The conflicting finds of modern birds and dinosaur fossils became one of the most important pieces of evidence against the dinosaur-bird hypothesis.
"The new limusaurus indicated a different pattern of finger reduction. It was the thumb that was lost, instead of the ring finger," Xu told Xinhua Thursday in an interview.
"This new animal is fascinating by itself, and when placed into an evolutionary context it offers intriguing evidence about how the hand of dinosaurs evolved into the hand of birds," said James Clark, co-author of the paper who teaches at the George Washington University in Washington D.C..
The team reexamined hand skeletons of some previous fossils of theropods. "We realized the pattern of their finger reduction was much more complicated than people had thought," Xu said.
They believed the changes seen in limusaurus represented the beginning of a trend.
They also presented a new hypothesis to explain why advanced theropods, from which birds were believed to have evolved, had the second, third and fourth fingers but they looked like the first three ones, as some fossils showed.
"Homeotic changes might happen on dinosaurs, which means the index finger has the feature of a thumb," Xu said. "Such changes happened on humans.
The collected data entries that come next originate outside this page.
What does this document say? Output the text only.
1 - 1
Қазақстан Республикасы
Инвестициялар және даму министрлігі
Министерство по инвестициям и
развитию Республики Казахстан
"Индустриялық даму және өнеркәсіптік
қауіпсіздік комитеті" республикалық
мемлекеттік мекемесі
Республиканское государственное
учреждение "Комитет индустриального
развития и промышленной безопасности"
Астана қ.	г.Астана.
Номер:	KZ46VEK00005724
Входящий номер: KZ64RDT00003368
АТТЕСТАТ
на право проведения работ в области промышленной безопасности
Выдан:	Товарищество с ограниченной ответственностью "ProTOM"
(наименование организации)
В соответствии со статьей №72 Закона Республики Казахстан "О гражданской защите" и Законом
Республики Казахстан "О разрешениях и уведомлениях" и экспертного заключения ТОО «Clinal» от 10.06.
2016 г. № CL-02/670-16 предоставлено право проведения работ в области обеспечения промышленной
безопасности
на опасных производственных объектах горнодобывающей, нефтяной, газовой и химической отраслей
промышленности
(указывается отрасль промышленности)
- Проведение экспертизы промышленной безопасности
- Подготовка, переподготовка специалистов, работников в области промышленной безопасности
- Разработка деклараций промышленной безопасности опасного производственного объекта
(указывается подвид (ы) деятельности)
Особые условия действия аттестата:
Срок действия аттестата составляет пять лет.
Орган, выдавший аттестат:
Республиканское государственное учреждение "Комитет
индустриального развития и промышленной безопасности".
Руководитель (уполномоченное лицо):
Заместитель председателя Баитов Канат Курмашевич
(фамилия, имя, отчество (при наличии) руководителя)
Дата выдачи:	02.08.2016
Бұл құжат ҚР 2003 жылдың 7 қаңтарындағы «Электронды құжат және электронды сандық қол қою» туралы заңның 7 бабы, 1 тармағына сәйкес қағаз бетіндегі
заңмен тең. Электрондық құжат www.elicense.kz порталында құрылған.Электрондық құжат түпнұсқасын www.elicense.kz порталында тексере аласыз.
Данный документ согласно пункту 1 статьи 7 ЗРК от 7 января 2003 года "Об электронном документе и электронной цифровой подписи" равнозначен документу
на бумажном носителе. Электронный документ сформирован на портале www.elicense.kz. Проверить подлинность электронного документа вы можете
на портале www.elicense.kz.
For example, a person usually has seven cervical vertebraes but, for some people, the first thoracic vertebrae has the feature of cervical ones."
Alan Feduccia, one key critic of the dinosaur-to-bird theory, said to Xinhua, "If confirmed, this would be the only early dinosaur with a hand composed of the middle three digits, which isthe same pattern as that of modern birds, albeit dramatically different in overall hand morphology, as well as having a highly abbreviated forelimb."
"The new fossil answers many questions and raises still another set of unknowns," the University of North Carolina at Chapel Hill paleobiologist said.
Guenter Wagner, a renowned Yale evolutionary biologist, responded to a Xinhua email interview, "There is very strong developmental evidence that there was a homeotic change in digit identity in the evolution of the bird lineage.
"I find it intriguing that there is more similarity to the 2,3,4 digits proximal, and more similarity to 1, 2, 3 digit identities distally," he said.
Wagner, however, remained neutral on the question of whether the morphology of this animal is a derived feature that may not be informative of the stages the bird lineage went through.
Mark Norell, chairman and curator-in-charge of Fossil Reptiles, Amphibians, and Birds with the American Museum of Natural History, agreed with Xu and his colleagues that the homeotic change is possible and an explanation for the change pattern of dinosaur fingers. "But the theory is difficult to test," he told Xinhua also in an email.
The new dinosaur, living about 159 million years ago, lacked teeth and had a bird like beak and gizzard stones that helped break plants down for digestion. But it is an early member of a carnivorous theropod dinosaur family called ceratosaurs.
"This paper provides evidence congruent with this theory. Nevertheless, the findings indicate that the evolution of birds from other dinosaurs was a complex pattern of changes," Norell said.
"This find will fill in important details as we do not yet fully understand how the transformation took place, not whether the transformation happened," Wagner said.